Askaldo se levantó y lo imitamos prestamente.

—Será un placer ver el jardín. Y gracias por los pasteles —añadió, inclinándose levemente hacia Asbi. La faingal sonrió y todo su rostro volvió a parecerse al de un hada risueña.

—Seguidme, nobles amigos —nos invitó—. El jardín no es tan maravilloso como el que teníamos en Mirleria, pero una ventaja es que las liwíes de hielo crecen estupendamente.

La miré, muy sorprendida.

—¿Liwíes de hielo? —repetí—. Creía que aquellas flores tan sólo crecían en los montes.

Asbi pareció alegrarse al ver mi interés.

—Es una variante de las verdaderas liwíes de hielo —explicó—. Pero aun así, nadie en toda Sladeyr ha conseguido tener un jardín con tantas liwíes como yo. Las cuido con energía esenciática.

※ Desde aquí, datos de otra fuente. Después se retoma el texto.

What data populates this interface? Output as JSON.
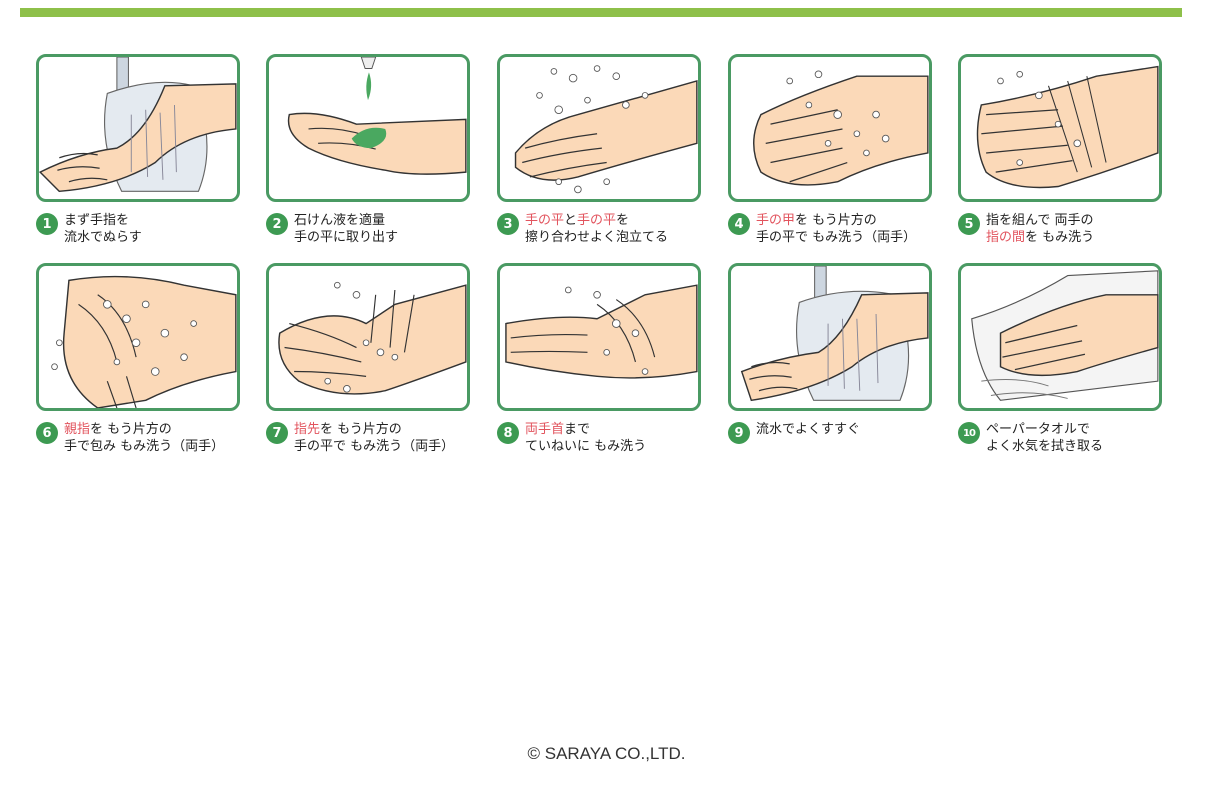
{
  "steps": [
    {
      "number": "1",
      "line1": [
        {
          "text": "まず手指を",
          "hl": false
        }
      ],
      "line2": [
        {
          "text": "流水でぬらす",
          "hl": false
        }
      ]
    },
    {
      "number": "2",
      "line1": [
        {
          "text": "石けん液を適量",
          "hl": false
        }
      ],
      "line2": [
        {
          "text": "手の平に取り出す",
          "hl": false
        }
      ]
    },
    {
      "number": "3",
      "line1": [
        {
          "text": "手の平",
          "hl": true
        },
        {
          "text": "と",
          "hl": false
        },
        {
          "text": "手の平",
          "hl": true
        },
        {
          "text": "を",
          "hl": false
        }
      ],
      "line2": [
        {
          "text": "擦り合わせよく泡立てる",
          "hl": false
        }
      ]
    },
    {
      "number": "4",
      "line1": [
        {
          "text": "手の甲",
          "hl": true
        },
        {
          "text": "を もう片方の",
          "hl": false
        }
      ],
      "line2": [
        {
          "text": "手の平で もみ洗う（両手）",
          "hl": false
        }
      ]
    },
    {
      "number": "5",
      "line1": [
        {
          "text": "指を組んで 両手の",
          "hl": false
        }
      ],
      "line2": [
        {
          "text": "指の間",
          "hl": true
        },
        {
          "text": "を もみ洗う",
          "hl": false
        }
      ]
    },
    {
      "number": "6",
      "line1": [
        {
          "text": "親指",
          "hl": true
        },
        {
          "text": "を もう片方の",
          "hl": false
        }
      ],
      "line2": [
        {
          "text": "手で包み もみ洗う（両手）",
          "hl": false
        }
      ]
    },
    {
      "number": "7",
      "line1": [
        {
          "text": "指先",
          "hl": true
        },
        {
          "text": "を もう片方の",
          "hl": false
        }
      ],
      "line2": [
        {
          "text": "手の平で もみ洗う（両手）",
          "hl": false
        }
      ]
    },
    {
      "number": "8",
      "line1": [
        {
          "text": "両手首",
          "hl": true
        },
        {
          "text": "まで",
          "hl": false
        }
      ],
      "line2": [
        {
          "text": "ていねいに もみ洗う",
          "hl": false
        }
      ]
    },
    {
      "number": "9",
      "line1": [
        {
          "text": "流水でよくすすぐ",
          "hl": false
        }
      ],
      "line2": []
    },
    {
      "number": "10",
      "line1": [
        {
          "text": "ペーパータオルで",
          "hl": false
        }
      ],
      "line2": [
        {
          "text": "よく水気を拭き取る",
          "hl": false
        }
      ]
    }
  ],
  "copyright": "© SARAYA CO.,LTD.",
  "colors": {
    "accent": "#8ec04a",
    "frame": "#4a9a63",
    "badge": "#3d9a52",
    "highlight": "#e2545e",
    "skin": "#fbd9b8",
    "soap": "#4aa860",
    "water": "#cdd6e0"
  }
}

Esta vez fue Laygra quien se interesó vivamente por el tema y salimos de la casa conversando animadamente sobre las flores y las energías. Tan sólo media hora después, Murri y Laygra se las arreglaron para arrastrarme sola a algún banco del jardín. Aprovechando que nadie nos oía, me asediaron literalmente a preguntas y yo traté de responderles de la manera más prudente posible. ¿Quién era Askaldo? ¿Y Ashbinkhai? ¿Y qué era esa historia de poción de mutación? ¿Acaso sabía yo más cosas sobre Driikasinwat que no les había contado? ¿Era el Demonio del Oráculo el jefe de los Veneradores de Numren? ¿Y quiénes eran exactamente los que me acompañaban? ¿De dónde salían? Afirmaron que les daba la impresión de que todos eran extraños a pesar de parecer simpáticos por fuera. Meneé la cabeza y sonreí, tras contestarles a medias a todas sus preguntas.

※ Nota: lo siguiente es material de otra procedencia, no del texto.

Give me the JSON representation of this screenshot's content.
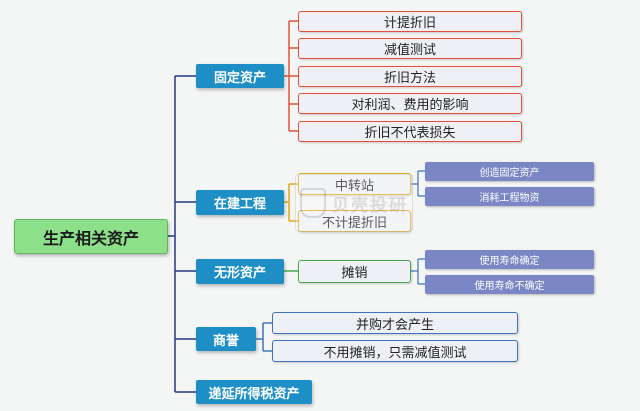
{
  "root": {
    "label": "生产相关资产"
  },
  "watermark": {
    "text": "贝壳投研"
  },
  "colors": {
    "category_bg": "#1e8fc6",
    "root_bg": "#8ce08a",
    "sub_bg": "#7b87c4",
    "branch_red": "#e0533a",
    "branch_gold": "#e2a818",
    "branch_green": "#4aa84a",
    "branch_blue": "#3f73bd",
    "branch_navy": "#223a80"
  },
  "categories": [
    {
      "label": "固定资产",
      "children": [
        {
          "label": "计提折旧"
        },
        {
          "label": "减值测试"
        },
        {
          "label": "折旧方法"
        },
        {
          "label": "对利润、费用的影响"
        },
        {
          "label": "折旧不代表损失"
        }
      ]
    },
    {
      "label": "在建工程",
      "children": [
        {
          "label": "中转站",
          "children": [
            {
              "label": "创造固定资产"
            },
            {
              "label": "消耗工程物资"
            }
          ]
        },
        {
          "label": "不计提折旧"
        }
      ]
    },
    {
      "label": "无形资产",
      "children": [
        {
          "label": "摊销",
          "children": [
            {
              "label": "使用寿命确定"
            },
            {
              "label": "使用寿命不确定"
            }
          ]
        }
      ]
    },
    {
      "label": "商誉",
      "children": [
        {
          "label": "并购才会产生"
        },
        {
          "label": "不用摊销，只需减值测试"
        }
      ]
    },
    {
      "label": "递延所得税资产",
      "children": []
    }
  ]
}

—Todos son buena gente —les aseguré—. Lo que pasa es que… tienen otra cultura.

Mi hermano me miró con cara escéptica.

—¿Otra cultura, eh? Supongo que en esa cultura entra lo de beberse pociones desestabilizadoras de energías, ¿no? Bah —dijo, interrumpiéndome antes de que yo dijese nada—. Suponiendo que todo lo que dices es verdad, lo cual dudo, porque se te da tan mal como a mí lo de mentir, suponiendo que es verdad —prosiguió, mientras yo me ruborizaba—, lo que está claro es que Askaldo no tiene como único objetivo el de salvar a ese alquimista. Él mismo lo ha dado a entender. Debe de tener otra razón.

Me encogí de hombros.

—Tal vez. —Y resoplé, con una media sonrisa—: Pero os aseguro que su mutación es realmente horrible. Cualquiera haría todo lo posible para intentar curarla, te lo juro, hermano.

Mis hermanos pusieron cara pensativa pero no replicaron porque en aquel instante Asbalroth salía a la veranda diciendo que Skoyena estaba preparando el barco y que llegaría enseguida.